The research analyzed the content and effects of virtually every form of media, including television, music videos, music lyrics, magazines, movies, video games and the Internet. It also examined recent advertising campaigns and merchandising of products aimed toward girls. What they found was a sort of “Girls Gone Wild” effect in which young girls are succumbing to the pressure of sexualization by posting nude pictures of themselves on the Internet, allowing boyfriends to photograph them in the nude and making their own amateur porn videos. “The consequences of the sexualization of girls in media today are very real and are likely to be a negative influence on girls’ healthy development,” said Eileen L. Zurbriggen, PhD, chairwoman of the APA Task Force and associate professor of psychology at the University of California, Santa Cruz, earlier this year in reference to the report.
As a result of an over-sexed society, young girls are reaping the following mental health issues:
Cognitive and Emotional Consequences: Sexualization and objectification undermine a person’s confidence in and comfort with her own body, leading to emotional and self-image problems, such as shame and anxiety.
Mental and Physical Health: Research links sexualization with three of the most common mental health problems diagnosed in girls and women—eating disorders, low self-esteem, and depression or depressed mood.
Sexual Development: Research suggests that the sexualization of girls has negative consequences on girls’ ability to develop a healthy sexual self-image. As a society, we need to replace all of these sexualized images with ones showing girls in positive settings—ones that show the uniqueness and competence of girls,” said Zurbriggen. “The goal should be to deliver messages to all adolescents—boys and girls—that lead to healthy sexual development.

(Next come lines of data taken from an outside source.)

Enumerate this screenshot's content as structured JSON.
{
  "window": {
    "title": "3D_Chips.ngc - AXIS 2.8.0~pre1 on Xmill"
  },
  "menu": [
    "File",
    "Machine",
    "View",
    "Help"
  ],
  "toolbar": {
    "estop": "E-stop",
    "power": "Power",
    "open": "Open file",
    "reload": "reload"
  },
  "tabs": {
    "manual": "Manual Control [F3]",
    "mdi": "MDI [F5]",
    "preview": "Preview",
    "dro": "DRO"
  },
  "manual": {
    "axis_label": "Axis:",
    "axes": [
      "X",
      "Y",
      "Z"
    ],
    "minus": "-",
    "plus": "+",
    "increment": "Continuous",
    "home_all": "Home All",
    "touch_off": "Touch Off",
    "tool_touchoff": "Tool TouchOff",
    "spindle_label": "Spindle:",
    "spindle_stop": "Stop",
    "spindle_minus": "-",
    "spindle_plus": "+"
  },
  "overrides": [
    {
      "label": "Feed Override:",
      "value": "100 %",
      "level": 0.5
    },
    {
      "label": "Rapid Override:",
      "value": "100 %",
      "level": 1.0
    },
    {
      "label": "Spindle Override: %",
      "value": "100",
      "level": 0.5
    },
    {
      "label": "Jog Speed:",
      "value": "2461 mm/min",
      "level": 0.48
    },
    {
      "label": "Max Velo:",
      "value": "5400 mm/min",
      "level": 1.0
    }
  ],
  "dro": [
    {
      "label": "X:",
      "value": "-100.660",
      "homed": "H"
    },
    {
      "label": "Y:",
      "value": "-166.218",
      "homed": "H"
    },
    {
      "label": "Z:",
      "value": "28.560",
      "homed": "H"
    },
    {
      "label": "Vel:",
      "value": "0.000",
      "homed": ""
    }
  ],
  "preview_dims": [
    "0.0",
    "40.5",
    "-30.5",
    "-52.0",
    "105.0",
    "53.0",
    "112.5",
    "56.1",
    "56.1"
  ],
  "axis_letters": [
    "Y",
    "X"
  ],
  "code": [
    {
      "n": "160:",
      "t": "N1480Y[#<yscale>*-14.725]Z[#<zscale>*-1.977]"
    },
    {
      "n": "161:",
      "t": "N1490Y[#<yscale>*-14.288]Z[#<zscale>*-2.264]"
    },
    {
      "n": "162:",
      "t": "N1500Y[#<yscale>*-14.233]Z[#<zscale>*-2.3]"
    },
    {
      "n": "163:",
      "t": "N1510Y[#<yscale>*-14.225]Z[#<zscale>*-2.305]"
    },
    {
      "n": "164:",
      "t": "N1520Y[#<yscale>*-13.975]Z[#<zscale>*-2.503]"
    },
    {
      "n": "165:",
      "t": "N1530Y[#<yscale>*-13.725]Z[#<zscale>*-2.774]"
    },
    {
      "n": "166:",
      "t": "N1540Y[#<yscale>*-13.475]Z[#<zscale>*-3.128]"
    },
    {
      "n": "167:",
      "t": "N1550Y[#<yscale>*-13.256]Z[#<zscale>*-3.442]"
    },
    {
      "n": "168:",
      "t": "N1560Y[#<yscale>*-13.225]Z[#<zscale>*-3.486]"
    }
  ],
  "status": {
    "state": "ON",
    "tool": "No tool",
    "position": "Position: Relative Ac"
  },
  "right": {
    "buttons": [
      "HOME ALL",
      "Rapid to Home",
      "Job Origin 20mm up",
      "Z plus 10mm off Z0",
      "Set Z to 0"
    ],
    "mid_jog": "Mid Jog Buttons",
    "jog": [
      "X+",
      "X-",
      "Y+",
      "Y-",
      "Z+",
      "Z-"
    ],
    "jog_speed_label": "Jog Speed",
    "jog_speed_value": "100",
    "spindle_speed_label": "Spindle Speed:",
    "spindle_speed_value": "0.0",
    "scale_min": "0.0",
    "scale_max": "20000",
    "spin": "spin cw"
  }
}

SOPEBOCKS: I've been saying this for a couple of years now. The sexualization of young girls is detrimental to their health and society as a whole. When we see human beings, especially precious young women, as nothing more than sexual objects to be used, abused and then left behind, we damage the very fabric of life. Abercrombie & Fitch, Bratz, LonelyGirl15, The-N.com and pretty much ALL hip-hop music -- are current examples of sexualization of girls for the sake of entertainment and money. Prosti-tots are everywhere -- just go to your local mall and walk around any evening. Blame the parents for much of what you see, but blame yourself for allowing images of young girls to be put into the marketplace as a means of sexual excitement and gratification.
Again, we will reap what we sew -- and America is sewing the seeds of sexual abuse, depression, murder and rape into young boys and girls from every angle. We need to change the images being presented in media and music NOW.